Sem truculências ou experimentos

1930-45, 1964-85, 2003-15 são períodos de governos dos quais não mais precisamos. O que precisamos saber é como recuperar os 12 milhões de empregos perdidos. Nos municípios da Região dos Lagos não adianta discutir se o PT ganhou ou perdeu. O que querem saber os comerciantes que fecharam suas lojas é como reabri-las, como recontratar seus funcionários, algumas delas tradicionais e operando há 20, 30 e até 40 anos ou mais.

Não precisamos da nociva prática de legislar em causa própria que, na verdade, implica em perdoar atos ilegais, imorais e aéticos como é uma proposta legislação que perdoaria o chamado caixa dois. Quem propõe ou defende isso merece um caixão político.

A União, os estados e os municípios estão falidos e temos diante de nós uma incomparável tarefa. Talvez nunca antes o dito “cada um por si e Deus por todos” se aplique tão adequadamente a uma conjuntura como a atual.
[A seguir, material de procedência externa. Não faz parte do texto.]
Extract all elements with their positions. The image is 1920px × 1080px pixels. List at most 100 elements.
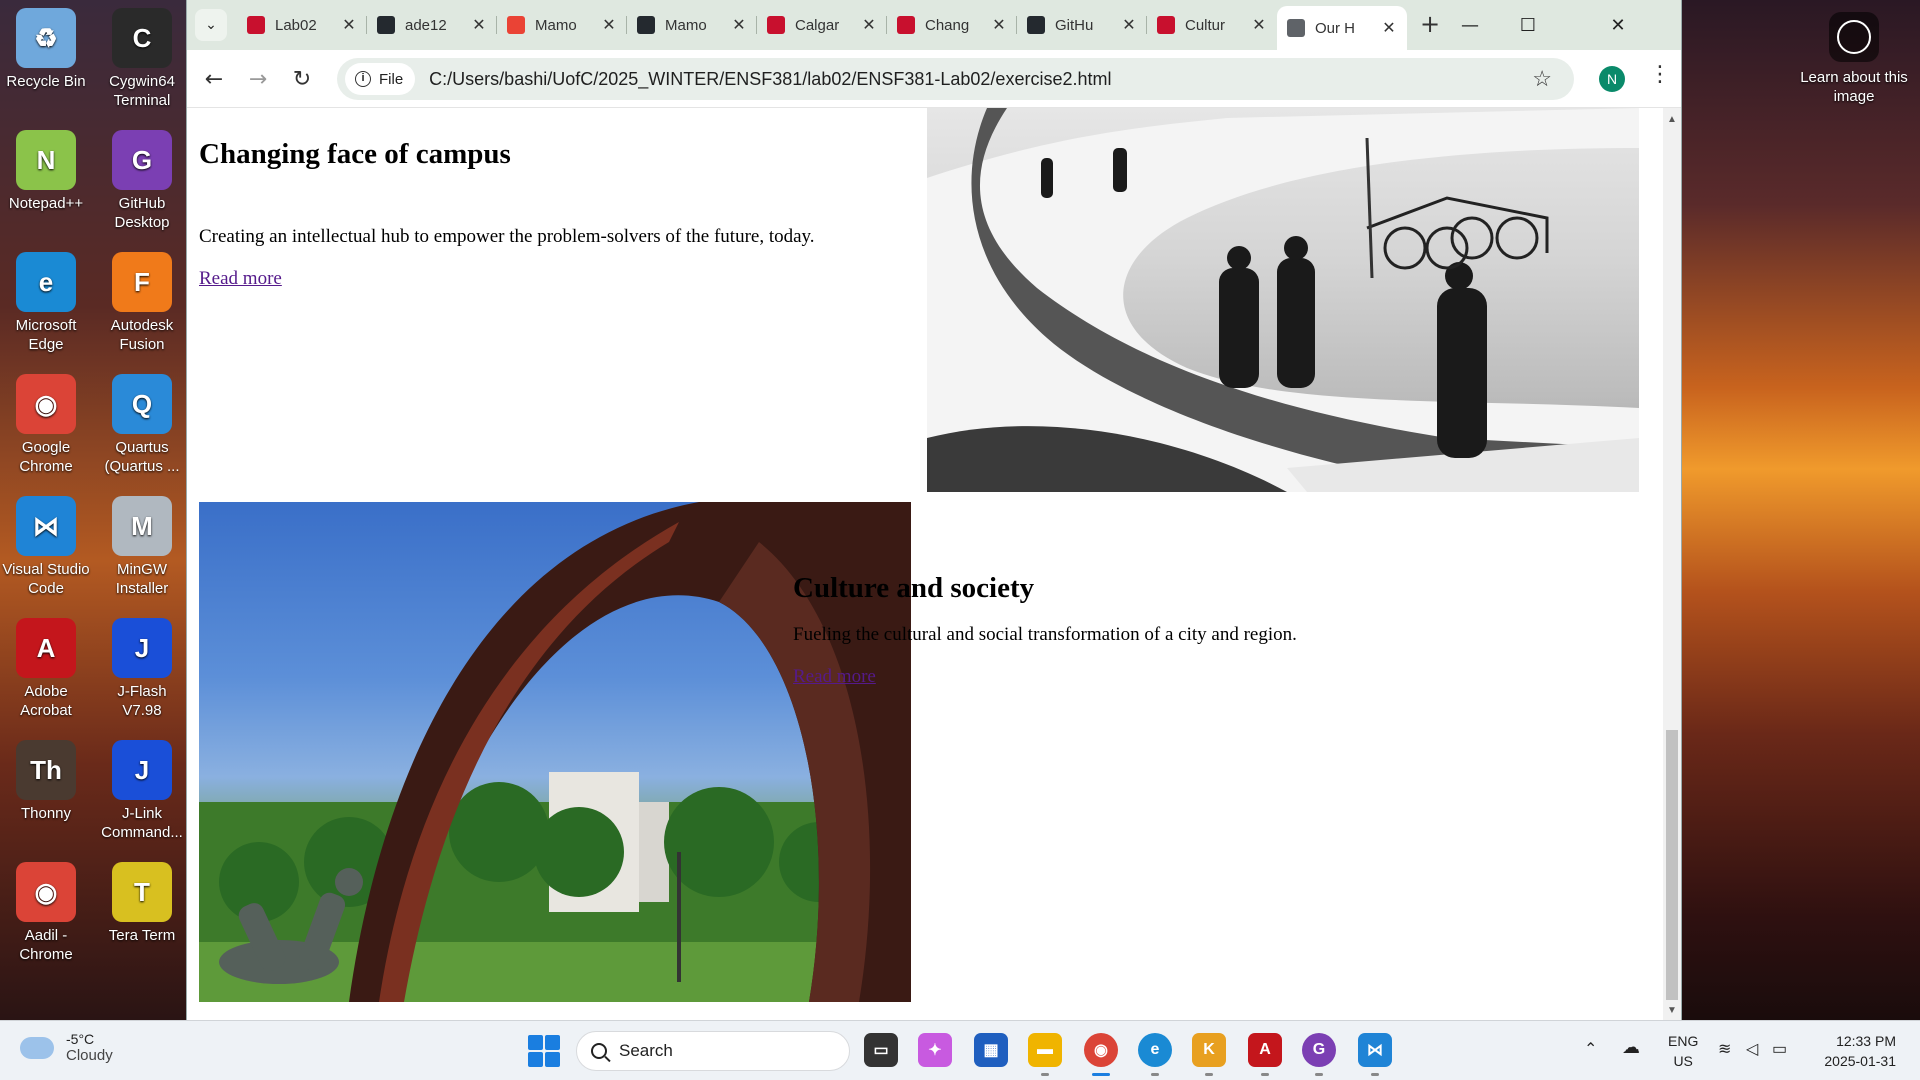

É por isso que não há como perdoar ou ignorar os atos ilegais, imorais e aéticos que teriam sido praticados pelos que constam de uma lista de políticos que receberam propinas de empresas direta ou indiretamente identificados nas várias operações conduzidas pela PF. Além disso, como essa lista conteria algo da ordem de 300 nomes seria uma ótima idéia acabar com o tal foro privilegiado. Seria praticamente impossível ao STF julgar tanta gente antes que seus crimes prescrevam. Ladrão é ladrão e não há porque continuar aceitando um privilégio que encoraja a prática de crimes.

Deixar de extirpar essa gente do cenário político é incentivar que o tipo de comportamento que não aceitamos seja novamente praticado, protegido pela expectativa de que novamente será perdoado. Permitir ou ignorar que um erro seja, ou esteja sendo, cometido uma segunda vez é prova inquestionável de burrice.

Para a União, estados e municípios se recuperarem da atual crise é relativamente fácil: o Congresso está tratando de encontrar saídas, todas dependentes de nós. Mas, e quanto a nós? Como recuperar um emprego perdido?

Como adquirir coragem para reabrir uma empresa, um negócio que se foi obrigado a fechar por falta de clientes, custos, impostos? Como se ter segurança de que a história não se repetirá? Pior do que Lula ou Dilma foram os que deixaram se enganar ou até mesmo não perceberem que seria danoso ter permitido deixá-los colocar em execução um experimento sem que se cuidasse de prever suas conseqüências. Como diz o dito popular, “o mal só prevalece porque homens de bem permitem”.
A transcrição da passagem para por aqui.